On December 2, Tether Data announced the launch of a large language model framework, QVAC Fabric, enabling users to execute, train, and personalize large language models directly on everyday hardware, including consumer-grade GPUs, laptops, and even smartphones. Tasks that previously required high-end cloud servers or dedicated NVIDIA systems can now be accomplished on users' existing devices. The model reportedly supports training on various GPUs, including AMD, Intel, NVIDIA, Apple Silicon, and mobile chips.

VI. BlackRock CEO Larry Fink

BlackRock's spot Bitcoin ETF (IBIT) continues to lead, maintaining its position at the top of the global Bitcoin spot ETF market throughout the year, peaking at 23rd among all ETFs globally. The latest total assets under management (AUM) are approximately $70.84 billion.

In 2025, IBIT successfully established its dominant position in the integration of crypto assets and traditional finance, closely tied to the volatility of the Bitcoin market and institutional investor sentiment, exhibiting characteristics of both "long-term capital attraction" and "short-term volatility."

VII. BitMine Chairman Tom Lee

In June 2025, BitMine officially appointed Tom Lee as chairman of the board and simultaneously launched an ETH reserve strategy, making him the core decision-maker in the company's transformation.
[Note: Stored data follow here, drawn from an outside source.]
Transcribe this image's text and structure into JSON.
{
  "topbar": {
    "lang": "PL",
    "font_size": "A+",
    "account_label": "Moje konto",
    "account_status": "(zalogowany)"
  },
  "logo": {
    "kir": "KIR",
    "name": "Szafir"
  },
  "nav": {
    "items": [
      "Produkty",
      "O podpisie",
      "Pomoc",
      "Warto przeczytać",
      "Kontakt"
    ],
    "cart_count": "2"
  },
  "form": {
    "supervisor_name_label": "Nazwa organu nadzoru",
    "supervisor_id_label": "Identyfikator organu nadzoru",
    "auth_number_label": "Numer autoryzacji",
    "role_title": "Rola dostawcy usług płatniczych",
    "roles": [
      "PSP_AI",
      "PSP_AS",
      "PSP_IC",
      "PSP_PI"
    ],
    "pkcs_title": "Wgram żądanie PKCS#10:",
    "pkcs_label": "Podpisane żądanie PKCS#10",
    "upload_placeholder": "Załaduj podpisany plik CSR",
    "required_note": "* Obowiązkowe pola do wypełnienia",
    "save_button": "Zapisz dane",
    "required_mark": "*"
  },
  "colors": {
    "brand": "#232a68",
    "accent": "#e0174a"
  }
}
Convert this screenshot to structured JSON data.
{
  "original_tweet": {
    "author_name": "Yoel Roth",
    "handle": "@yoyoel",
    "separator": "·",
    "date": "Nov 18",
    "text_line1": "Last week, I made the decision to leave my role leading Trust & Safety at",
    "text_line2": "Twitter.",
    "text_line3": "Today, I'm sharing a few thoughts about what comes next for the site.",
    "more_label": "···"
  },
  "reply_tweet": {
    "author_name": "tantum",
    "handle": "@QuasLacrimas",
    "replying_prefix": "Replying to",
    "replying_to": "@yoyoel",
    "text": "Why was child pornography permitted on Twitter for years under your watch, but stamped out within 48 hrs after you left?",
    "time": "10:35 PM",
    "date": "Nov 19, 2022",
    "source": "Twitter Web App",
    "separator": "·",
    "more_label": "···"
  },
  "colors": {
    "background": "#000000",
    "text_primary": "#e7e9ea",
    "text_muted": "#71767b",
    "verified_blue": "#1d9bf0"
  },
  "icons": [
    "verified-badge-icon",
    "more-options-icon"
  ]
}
He proposed positioning the company as "the MicroStrategy of Ethereum," promoting a vision of "5% alchemy," aiming to hold 5% of the global ETH circulation, with "per share ETH" as the core performance metric to reshape the company's valuation logic.

Currently, BitMine holds 3,967,210 ETH, valued at $11.73 billion.
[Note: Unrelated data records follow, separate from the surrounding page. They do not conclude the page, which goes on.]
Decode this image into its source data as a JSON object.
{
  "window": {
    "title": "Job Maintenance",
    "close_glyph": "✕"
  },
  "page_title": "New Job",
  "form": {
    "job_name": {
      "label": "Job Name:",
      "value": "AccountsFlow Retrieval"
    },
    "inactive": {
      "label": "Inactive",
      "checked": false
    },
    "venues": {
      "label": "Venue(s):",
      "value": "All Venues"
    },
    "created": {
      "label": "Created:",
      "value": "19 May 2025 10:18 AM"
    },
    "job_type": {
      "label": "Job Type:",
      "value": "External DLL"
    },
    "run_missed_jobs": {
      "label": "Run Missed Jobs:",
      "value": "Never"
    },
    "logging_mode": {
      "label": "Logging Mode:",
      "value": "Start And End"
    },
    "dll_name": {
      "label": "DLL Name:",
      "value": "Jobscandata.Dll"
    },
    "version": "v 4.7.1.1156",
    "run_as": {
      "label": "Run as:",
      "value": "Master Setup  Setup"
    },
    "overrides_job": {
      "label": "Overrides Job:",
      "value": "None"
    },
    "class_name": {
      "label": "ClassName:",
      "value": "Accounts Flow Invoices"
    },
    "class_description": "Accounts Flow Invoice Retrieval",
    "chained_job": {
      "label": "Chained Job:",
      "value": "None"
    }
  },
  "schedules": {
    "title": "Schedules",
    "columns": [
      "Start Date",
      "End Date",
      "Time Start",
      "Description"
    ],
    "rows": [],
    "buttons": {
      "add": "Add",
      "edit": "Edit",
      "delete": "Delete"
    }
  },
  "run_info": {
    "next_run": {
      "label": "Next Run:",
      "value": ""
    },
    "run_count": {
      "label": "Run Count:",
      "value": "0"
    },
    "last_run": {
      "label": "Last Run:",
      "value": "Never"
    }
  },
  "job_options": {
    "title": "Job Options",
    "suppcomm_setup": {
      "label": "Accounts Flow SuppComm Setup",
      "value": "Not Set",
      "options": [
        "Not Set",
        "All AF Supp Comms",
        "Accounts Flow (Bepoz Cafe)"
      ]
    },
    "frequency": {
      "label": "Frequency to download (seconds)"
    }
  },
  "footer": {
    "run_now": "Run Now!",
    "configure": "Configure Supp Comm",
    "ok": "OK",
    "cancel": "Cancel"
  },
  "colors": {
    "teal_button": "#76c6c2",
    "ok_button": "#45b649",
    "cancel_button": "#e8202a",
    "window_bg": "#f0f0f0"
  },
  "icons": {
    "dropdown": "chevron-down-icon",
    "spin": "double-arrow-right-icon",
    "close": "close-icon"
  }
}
Even amid a recent downturn in the cryptocurrency market, Tom Lee expressed his determination not to sell ETH: BitMine is close to holding 4% of the total Ethereum supply, and if we stake these ETH now, it would generate over $1 million in net income daily.

VIII. Former Binance CEO Changpeng Zhao

On October 22, Trump signed a pardon for CZ, which was disclosed to the public the following day.
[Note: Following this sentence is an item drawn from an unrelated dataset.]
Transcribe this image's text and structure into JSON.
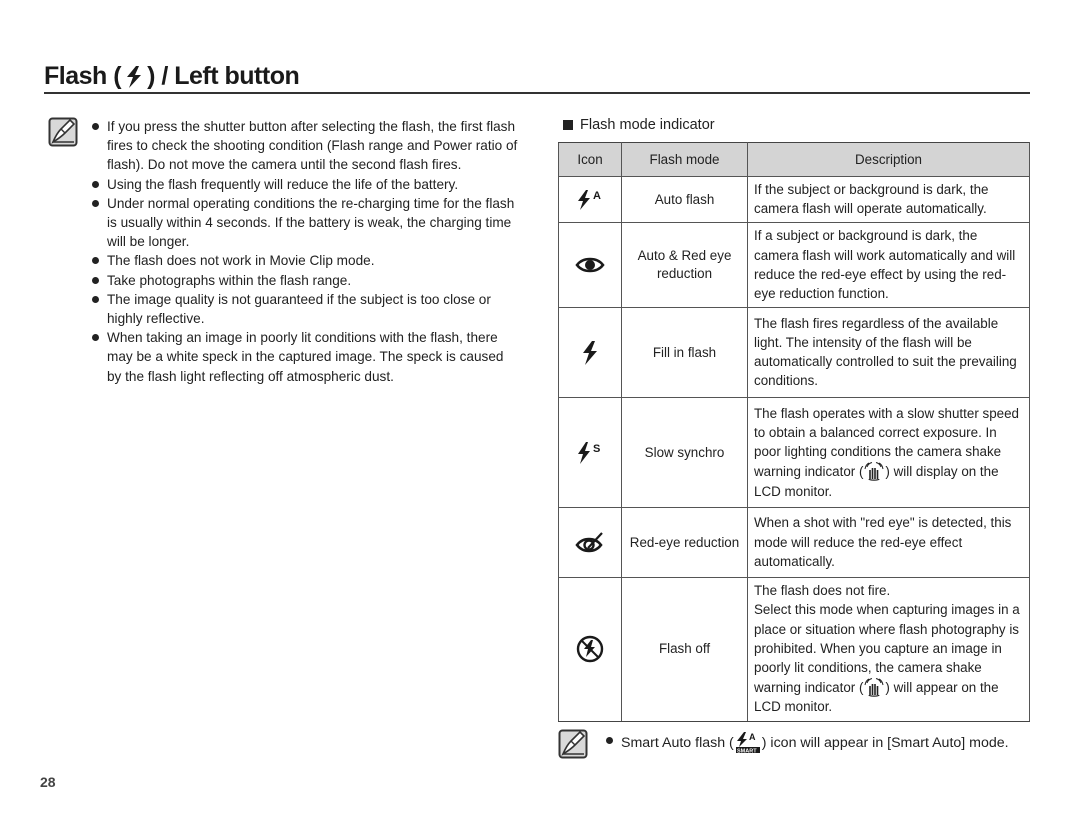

White House Press Secretary Caroline Levitt released a statement saying, "The President exercised his constitutional power to pardon Mr. CZ, who was prosecuted in the Biden administration's war against cryptocurrency. The Biden administration's war on cryptocurrency is over." After his release, Changpeng Zhao quickly expressed his gratitude to Trump, stating, "I will do my utmost to help the U.S. become the cryptocurrency capital and promote the development of Web3 globally."

IX. Circle Co-founder and CEO Jeremy Allaire

On June 5, Circle officially listed on the New York Stock Exchange, triggering multiple trading halts during the session. On its first day of trading, it closed with a 168.48% increase at $83.23, with a market capitalization exceeding $18.5 billion at the close, and continued to rise nearly 30% the following day. Circle's listing brought stablecoins, previously recognized only by a select group, into the mainstream spotlight, garnering interest from some old money investors, making it one of the most successful IPOs in recent years.

After Circle's listing, Jeremy Allaire stated in a post that stablecoins might be the most practical form of currency ever, but the entire industry has yet to reach a critical juncture akin to the "iPhone moment." He pointed out that once the stablecoin industry enters this phase, developers will be able to unlock programmable digital dollars like unlocking a programmable phone, unleashing tremendous potential and broad opportunities for digital dollars on the internet. He believes this era may not be far off.

X. HashKey Director and Chairman Xiao Feng

On December 1, the Hong Kong Stock Exchange disclosed that HashKey Holdings Limited had passed the hearing and is set to IPO, with JPMorgan, Cathay Securities, and Guotai Junan International as joint sponsors. On December 17, HashKey Holdings Limited officially listed on the Hong Kong Stock Exchange.

Under Xiao Feng's leadership, HashKey successfully completed its IPO, marking an important milestone in the compliant development of the cryptocurrency industry in Hong Kong and reflecting the global crypto enterprises' embrace of mainstream capital markets.